The only saving grace seems to have been that the theory about why the immune systems of humans all vary so much, bore itself out in our family. The children were comparatively only mildly ill with the same bug and DH didn't get it at all. All of us got it at different times. The theory about this goes something like: immune systems vary so much in order that tribes could get through patches of illness with at least someone being healthy at any one time.

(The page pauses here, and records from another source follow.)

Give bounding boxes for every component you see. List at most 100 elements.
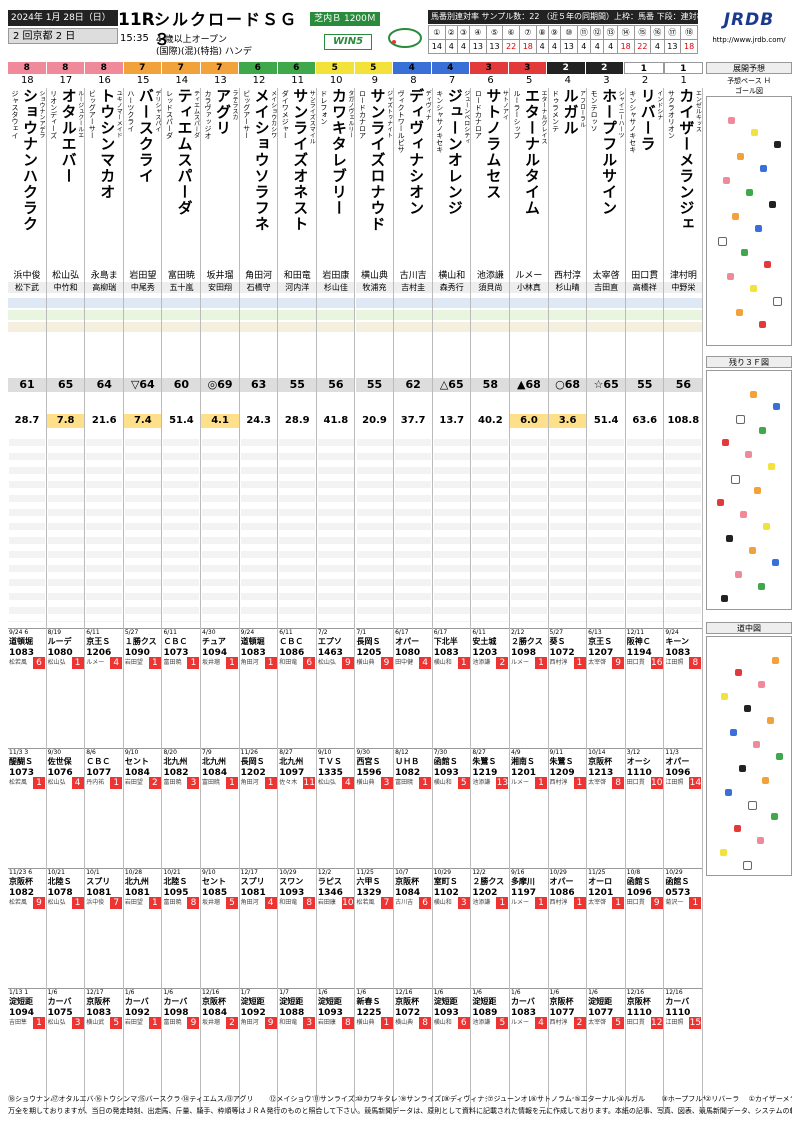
past-race[interactable]: 7/30 函館Ｓ 1093 横山和 5 — [432, 748, 471, 866]
past-race[interactable]: 10/29 函館Ｓ 0573 菊沢一 1 — [664, 868, 702, 986]
horse-column[interactable]: ビッグアーサー トウシンマカオ ユキノマーメイド 永島ま 高柳瑞 64 21.6 6/11 京王… — [85, 88, 124, 1114]
past-race[interactable]: 12/17 スプリ 1081 角田河 4 — [239, 868, 278, 986]
jockey-name[interactable]: 永島ま — [85, 268, 123, 281]
horse-name[interactable]: オタルエバー — [59, 88, 79, 263]
jockey-name[interactable]: 坂井瑠 — [201, 268, 239, 281]
past-race[interactable]: 9/10 ＴＶＳ 1335 松山弘 4 — [316, 748, 355, 866]
horse-name[interactable]: ショウナンハクラク — [20, 88, 40, 263]
past-race[interactable]: 10/21 北陸Ｓ 1078 松山弘 1 — [46, 868, 85, 986]
past-race[interactable]: 8/27 北九州 1097 佐々木 11 — [278, 748, 316, 866]
jockey-name[interactable]: 横山和 — [433, 268, 471, 281]
jockey-name[interactable]: 角田河 — [240, 268, 278, 281]
horse-column[interactable]: ロードカナロア サンライズロナウド ジャズトゥナイト 横山典 牧浦充 55 20.9 7/1 長… — [355, 88, 395, 1114]
past-race[interactable]: 8/6 ＣＢＣ 1077 丹内祐 1 — [85, 748, 123, 866]
horse-column[interactable]: ヴィクトワールピサ ディヴィナシオン ディヴィナ 古川吉 吉村圭 62 37.7 6/17 オパ… — [394, 88, 433, 1114]
jockey-name[interactable]: 田口貫 — [626, 268, 664, 281]
jockey-name[interactable]: 池添謙 — [471, 268, 509, 281]
past-race[interactable]: 10/1 スプリ 1081 浜中俊 7 — [85, 868, 123, 986]
horse-name[interactable]: メイショウソラフネ — [252, 88, 272, 263]
horse-column[interactable]: ドレフォン カワキタレブリー タガノヴェルリー 岩田康 杉山佳 56 41.8 7/2 エプソ 1… — [316, 88, 356, 1114]
past-race[interactable]: 1/6 淀短距 1077 太宰啓 5 — [587, 988, 625, 1106]
past-race[interactable]: 9/16 多摩川 1197 ルメー 1 — [509, 868, 548, 986]
jockey-name[interactable]: 松山弘 — [47, 268, 85, 281]
horse-name[interactable]: ディヴィナシオン — [406, 88, 426, 263]
horse-column[interactable]: ロードカナロア サトノラムセス サトノアイ 池添謙 須貝尚 58 40.2 6/11 安土城 12… — [471, 88, 510, 1114]
horse-name[interactable]: リバーラ — [638, 88, 658, 263]
past-race[interactable]: 1/6 カーバ 1075 松山弘 3 — [46, 988, 85, 1106]
past-race[interactable]: 3/12 オーシ 1110 田口貫 10 — [625, 748, 664, 866]
past-race[interactable]: 7/9 北九州 1084 富田暁 1 — [201, 748, 239, 866]
past-race[interactable]: 9/10 セント 1084 岩田望 2 — [123, 748, 162, 866]
past-race[interactable]: 9/11 朱鷺Ｓ 1209 西村淳 1 — [548, 748, 587, 866]
past-race[interactable]: 9/24 キーン 1083 江田照 8 — [664, 628, 702, 746]
past-race[interactable]: 9/24 6 道頓堀 1083 松若風 6 — [8, 628, 46, 746]
past-race[interactable]: 9/30 佐世保 1076 松山弘 4 — [46, 748, 85, 866]
past-race[interactable]: 12/2 ラピス 1346 岩田康 10 — [316, 868, 355, 986]
past-race[interactable]: 11/25 オーロ 1201 太宰啓 1 — [587, 868, 625, 986]
horse-name[interactable]: ルガル — [561, 88, 581, 263]
past-race[interactable]: 1/6 淀短距 1093 横山和 6 — [432, 988, 471, 1106]
past-race[interactable]: 6/11 ＣＢＣ 1086 和田竜 6 — [278, 628, 316, 746]
horse-name[interactable]: サンライズオネスト — [290, 88, 310, 263]
horse-column[interactable]: リオンディーズ オタルエバー ルージュクールエ 松山弘 中竹和 65 7.8 8/19 ルーデ 1… — [46, 88, 86, 1114]
horse-column[interactable]: ドゥラメンテ ルガルア フローラル 西村淳 杉山晴 ○68 3.6 5/27 葵Ｓ 1072 西村… — [548, 88, 588, 1114]
horse-name[interactable]: ホープフルサイン — [599, 88, 619, 263]
jockey-name[interactable]: 和田竜 — [278, 268, 316, 281]
past-race[interactable]: 1/6 カーバ 1092 岩田望 1 — [123, 988, 162, 1106]
horse-name[interactable]: サンライズロナウド — [368, 88, 388, 263]
past-race[interactable]: 12/2 ２勝クス 1202 池添謙 1 — [471, 868, 509, 986]
horse-column[interactable]: ダイワメジャー サンライズオネスト サンライズスマイル 和田竜 河内洋 55 28.9 6/1… — [278, 88, 317, 1114]
jockey-name[interactable]: ルメー — [510, 268, 548, 281]
jockey-name[interactable]: 古川吉 — [394, 268, 432, 281]
past-race[interactable]: 12/16 京阪杯 1110 田口貫 12 — [625, 988, 664, 1106]
past-race[interactable]: 11/23 6 京阪杯 1082 松若風 9 — [8, 868, 46, 986]
past-race[interactable]: 9/10 セント 1085 坂井瑠 5 — [201, 868, 239, 986]
site-url[interactable]: http://www.jrdb.com/ — [706, 36, 792, 44]
past-race[interactable]: 10/29 オパー 1086 西村淳 1 — [548, 868, 587, 986]
horse-name[interactable]: バースクライ — [136, 88, 156, 263]
past-race[interactable]: 11/3 3 醍醐Ｓ 1073 松若風 1 — [8, 748, 46, 866]
past-race[interactable]: 12/16 京阪杯 1072 横山典 8 — [394, 988, 432, 1106]
past-race[interactable]: 1/6 カーバ 1083 ルメー 4 — [509, 988, 548, 1106]
past-race[interactable]: 6/17 下北半 1083 横山和 1 — [432, 628, 471, 746]
jockey-name[interactable]: 富田暁 — [162, 268, 200, 281]
horse-name[interactable]: ティエムスパーダ — [174, 88, 194, 263]
horse-name[interactable]: カイザーメランジェ — [676, 88, 696, 263]
horse-column[interactable]: サクラオリオン カイザーメランジェ エンゼルキッス 津村明 中野栄 56 108.8 9/24… — [664, 88, 703, 1114]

There is another theory that some people are better at fighting viruses, and others bacterial infections; related to blood group as I recall and again, this seems to apply in our family. For yet another theory about all this, some bod has come up with the idea that being compromised in one area of immunity or health actually increases one's ability to fight off other pathogens...eg: sickle cell trait leaves one less susceptible to malaria. I am not quite sure that I see this at work in our family. DH is consistently more healthy and I am yet to find his immunological Achilles heel.
So how is that people with severe, debilitating illness cope with HE, for I know of at least two vivid situations where this is the case? It is truly awesome, and you are extraordinary.
Also, I owe my family thanks and apologies for all that extraordinary testiness and lassitude. It has left its traces and this makes me sad. Some remedial effort is now required on my behalf!